The name's Claude. Claude, Claude, Claude
When your job becomes managing the thing that manages the things
As a kid the special agent James Bond featured regularly in my life - gathering with my family around the TV to watch his latest escapade. Or, more normally, a re-run of an older film recorded on a not-quite-long-enough VHS tape and hoping against hope that the ending wasn’t cut off…
But these days it’s a different kind of agent that’s featuring in my life. Claude agents.
One of the neat things Claude Code added a while back was the ability to use agents. The pitch was "create specialized agents - design/coding/debugging." But how do you know which agent to use? And when? And how many? Can they interact with each other? So many questions…
But as I’ve used them more, I’ve realised trying to stereotype the agents misses the point. Just using agents is a significant unlock.
There are a couple of things they do well:
First they increase parallelization. Claude will often offer a list of things to do and ask you to pick one. But with agents you can tell Claude to do all the options in parallel. Claude is pretty good at coordinating the agents to avoid clashes (so two agents won’t end up fighting over the same code). Going faster is good.
Second it preserves context in the main conversation - the one you interact with. Managing context matters. Sure, Claude will automatically compact context. But each time it does it risks throwing away something critical. And even if you don’t run out, having the context polluted with irrelevant data is hard for the model - where should it focus its attention? A sub agent can sort out a bug and just report back "fixed". Or do a web search and produce the necessary nugget without any unnecessary kerfuffle. The main context is preserved for what matters. It’s like a senior manager who is focused on the high-level picture.
But it’s not just Claude agents that Claude is happy managing. It will quite happily boss Gemini and Codex around as well…
As an example, let’s get Claude to use Gemini to fix some failing tests…
And, like me, Claude was excited when Gemini made progress:
But it wasn’t all plain sailing - Claude had some pointed feedback for Gemini:
Once again we see one of the problems with agents - the controlling instance decides that the subagent isn’t up to the task and decides it’s easier to just do the work itself. There are definite echoes here of inexperienced managers who decide its quicker to do a task themselves rather than figure out how to get their team to do it.
But we see the benefit of two models working together - they riff off each other - and produce better results. There are interesting echoes of a paper from Google last week which found that advanced reasoning models don't just reason better because of longer chains of thought. Instead they implicitly simulate a "society of thought" internally. The model effectively runs a multi-agent debate within itself, with different internal "perspectives" with distinct personality traits arguing, questioning and reconciling multiple views.

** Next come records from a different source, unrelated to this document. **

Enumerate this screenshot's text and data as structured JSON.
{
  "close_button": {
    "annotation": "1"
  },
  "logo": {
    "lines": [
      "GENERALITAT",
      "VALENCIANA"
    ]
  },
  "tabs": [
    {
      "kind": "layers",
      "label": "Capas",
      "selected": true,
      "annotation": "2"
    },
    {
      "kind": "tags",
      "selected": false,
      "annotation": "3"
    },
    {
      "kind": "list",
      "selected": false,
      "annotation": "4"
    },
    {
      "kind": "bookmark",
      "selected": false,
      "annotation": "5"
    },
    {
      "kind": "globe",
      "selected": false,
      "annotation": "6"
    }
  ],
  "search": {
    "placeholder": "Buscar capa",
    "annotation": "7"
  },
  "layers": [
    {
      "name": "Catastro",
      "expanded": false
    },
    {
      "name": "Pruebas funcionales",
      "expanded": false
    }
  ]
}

But getting back to the problem in hand. How would Claude rate Gemini?
AI interviews
The obvious next step is to run an interview with Gemini, Codex & Claude as the candidates…
Claude proposed a rather dull interview test: writing a tokenizer.
I had a better idea. Let’s do something in 16-bit DOS, with a 30 year old compiler…
And soon we had our interview question:
All three completed the task - although the time taken and amount of struggle varied.
And would you believe it, the hire recommendation was, err, Claude!
And so?
You know what? Having worked with these models over the past few months, I’ve come to similar conclusions. Gemini has many strengths. But for this type of systems level coding it is too slap-dash. We’ve recently been fixing bugs in my Win16 emulator introduced when Gemini decided to use fastcall rather than pascal as the calling convention. It’s a bit like the junior who doesn’t properly understand - and rather than go and learn just makes assumptions.
And Codex? Codex is smart. But oh, so slow. And that’s on the "high" thinking level, not the even slower "Extra high" level.
But what’s really interesting here is that I seem to be moving up. Two years ago Github Copilot assisted me. Last year I found myself managing a team of agents. And now? Now, I seem to be on the brink of being a second line manager - managing Claude who manages the team doing the work.
Two years from Copilot assistant to second-line manager. Amazing career progression. If the pattern holds, where am I in another two? Third-line, I guess, managing the Claude that manages the Claudes that manage the Claudes.
Bond always knew what his role was, but these days I’m starting to wonder if I'm climbing a ladder or being gently escorted to the exit.